Ce 12 décembre 2025, cette dernière rando de l’année se fait sans car, avec un départ au centre du bourg. C’est un parcours en zigzag différent de celui de l’an dernier. Le ciel est gris mais il n’y aura ni pluie ni vent pour accompagner la cinquantaine de randonneurs. Notre déambulation nous amène à traverser plusieurs quartiers de notre ville et à passer devant les maisons de plusieurs d’entre nous. Beaucoup d’endroits sont certes connus mais on découvrira, parfois déconcertés mais avec curiosité, plusieurs passages et chemins surprenants, inconnus ou méconnus, au sol terreux ou herbeux, où on se faufile en longeant des jardins ou des maisons, parfois même entre de hauts murs. En plus du bourg, l’itinéraire nous fera sillonner, entre autres, les quartiers de la Métairie et du Douet. La rando se terminera d’une façon originale et très festive à l’accueillante Brasserie du Marché, pour le goûter où nous ont rejoints ceux qui n’avaient pu venir marcher. C’est donc dans une ambiance chaleureuse que se font les derniers échanges de 2025 entre randonneurs, avec vin chaud, chocolat, thé, café… Et surtout par la dégustation de la fameuse coquille du Nord, confectionnée spécialement par Béatrice, qu’il faut remercier pour cette très appréciée initiative résumant à elle seule toute une année d’échanges amicaux sur les chemins de notre région.
Coquille du Nord
C’est une brioche que l’on déguste habituellement en décembre et à Noël. Cette tradition du Nord de la France et de la Belgique a une origine flamande, une tradition créée par les anciens ; il s’agissait de « marquer la présence de Jésus dans les foyers » et sa forme rappelle un bébé emmailloté. Pourquoi coquille ? Peut-être parce que « kocke » (prononcer couque) signifie « gâteau » en flamand.
Saint-Sébastien-sur-Loire : un résumé d’une longue et étonnante histoire !

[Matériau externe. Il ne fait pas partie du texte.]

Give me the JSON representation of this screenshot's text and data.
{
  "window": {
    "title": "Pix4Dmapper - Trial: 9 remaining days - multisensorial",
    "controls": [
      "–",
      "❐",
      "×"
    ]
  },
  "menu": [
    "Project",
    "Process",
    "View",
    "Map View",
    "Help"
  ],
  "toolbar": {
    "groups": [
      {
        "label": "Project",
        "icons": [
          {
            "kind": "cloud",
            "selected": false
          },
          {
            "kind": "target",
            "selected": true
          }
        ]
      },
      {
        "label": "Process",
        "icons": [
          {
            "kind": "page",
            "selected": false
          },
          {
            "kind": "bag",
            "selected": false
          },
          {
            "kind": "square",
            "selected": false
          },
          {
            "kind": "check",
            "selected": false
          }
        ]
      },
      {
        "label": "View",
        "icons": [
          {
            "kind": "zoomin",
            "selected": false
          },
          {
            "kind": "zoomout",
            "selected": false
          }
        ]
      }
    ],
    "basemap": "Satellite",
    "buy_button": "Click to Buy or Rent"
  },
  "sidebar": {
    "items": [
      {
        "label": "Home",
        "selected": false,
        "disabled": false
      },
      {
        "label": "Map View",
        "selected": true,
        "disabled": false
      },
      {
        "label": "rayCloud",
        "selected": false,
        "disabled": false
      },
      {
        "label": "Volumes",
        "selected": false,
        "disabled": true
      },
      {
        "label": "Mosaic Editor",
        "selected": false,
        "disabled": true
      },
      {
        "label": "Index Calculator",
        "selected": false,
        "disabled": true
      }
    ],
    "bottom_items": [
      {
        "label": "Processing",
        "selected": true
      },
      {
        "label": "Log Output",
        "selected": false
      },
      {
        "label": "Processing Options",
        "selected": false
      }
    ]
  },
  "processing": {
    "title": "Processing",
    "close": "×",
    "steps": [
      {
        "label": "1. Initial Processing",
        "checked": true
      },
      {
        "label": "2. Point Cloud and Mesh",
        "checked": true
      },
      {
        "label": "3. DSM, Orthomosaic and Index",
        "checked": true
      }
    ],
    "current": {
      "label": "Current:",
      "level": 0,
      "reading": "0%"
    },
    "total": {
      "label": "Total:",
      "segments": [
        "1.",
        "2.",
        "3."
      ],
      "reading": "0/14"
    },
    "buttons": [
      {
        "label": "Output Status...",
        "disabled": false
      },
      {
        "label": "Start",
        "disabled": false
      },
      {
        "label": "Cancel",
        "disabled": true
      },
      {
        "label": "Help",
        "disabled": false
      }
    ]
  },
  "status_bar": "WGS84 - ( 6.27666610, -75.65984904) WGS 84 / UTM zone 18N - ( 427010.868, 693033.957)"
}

Le site connaît un début de peuplement dès 3000 avant notre ère. Mais, malgré la proximité de la Loire et malgré les îles, la commune n’a eu longtemps que peu de rapports avec le fleuve. En effet, ses habitants ne vivaient pas principalement de la pêche ou du trafic fluvial mais surtout des revenus de la terre et des cultures. Le bourg ancien s’appelait « Aigne » puis Saint-Sébastien-d’Aignes puis St-Sébastien-lès-Nantes (« Sébastien » durant la période révolutionnaire). C’est en 1919 que le conseil municipal se décide pour Saint-Sébastien-sur-Loire.
Au Moyen-Âge, Saint Sébastien est un des principaux saints considérés comme protecteurs de la peste et c’est à partir du 14e s. que toute l’Europe se tourne vers lui et vers les lieux où on a pris l’habitude de le vénérer. Sébastien, un chrétien engagé dans l’armée romaine vers 300, est accusé de soutenir les soldats chrétiens ; on lui prête aussi plusieurs miracles … Il est arrêté, comparaît devant l’empereur Dioclétien et doit subir le supplice des flèches, décochées par les archers de l’armée. Mais il guérit miraculeusement de ses blessures et persiste à accuser Dioclétien de persécuter les chrétiens et son martyre va reprendre… La flèche devient alors l’attribut du saint. D’autre part, il y avait une croyance ancestrale suivant laquelle la peste était transmise par les flèches décochées par un dieu irrité contre les hommes. Mais puisque Sébastien a survécu au supplice des flèches, il deviendra un symbole de protection contre la peste. Le saint est invoqué d’abord fin 7e s. contre la peste à Rome et Pavie, avec succès semble-t-il. Dans les années et les siècles qui suivent des processions sont alors régulièrement organisées et aussi des pèlerinages. Le pèlerinage nantais, d’importance nationale, est situé à un endroit du bord de Loire (qui deviendra un village, embryon du Saint-Sébastien d’aujourd’hui) est attesté depuis 1458 et Rabelais, médecin à Tours, en était informé. Il en parle dans son « Gargantua » de 1534.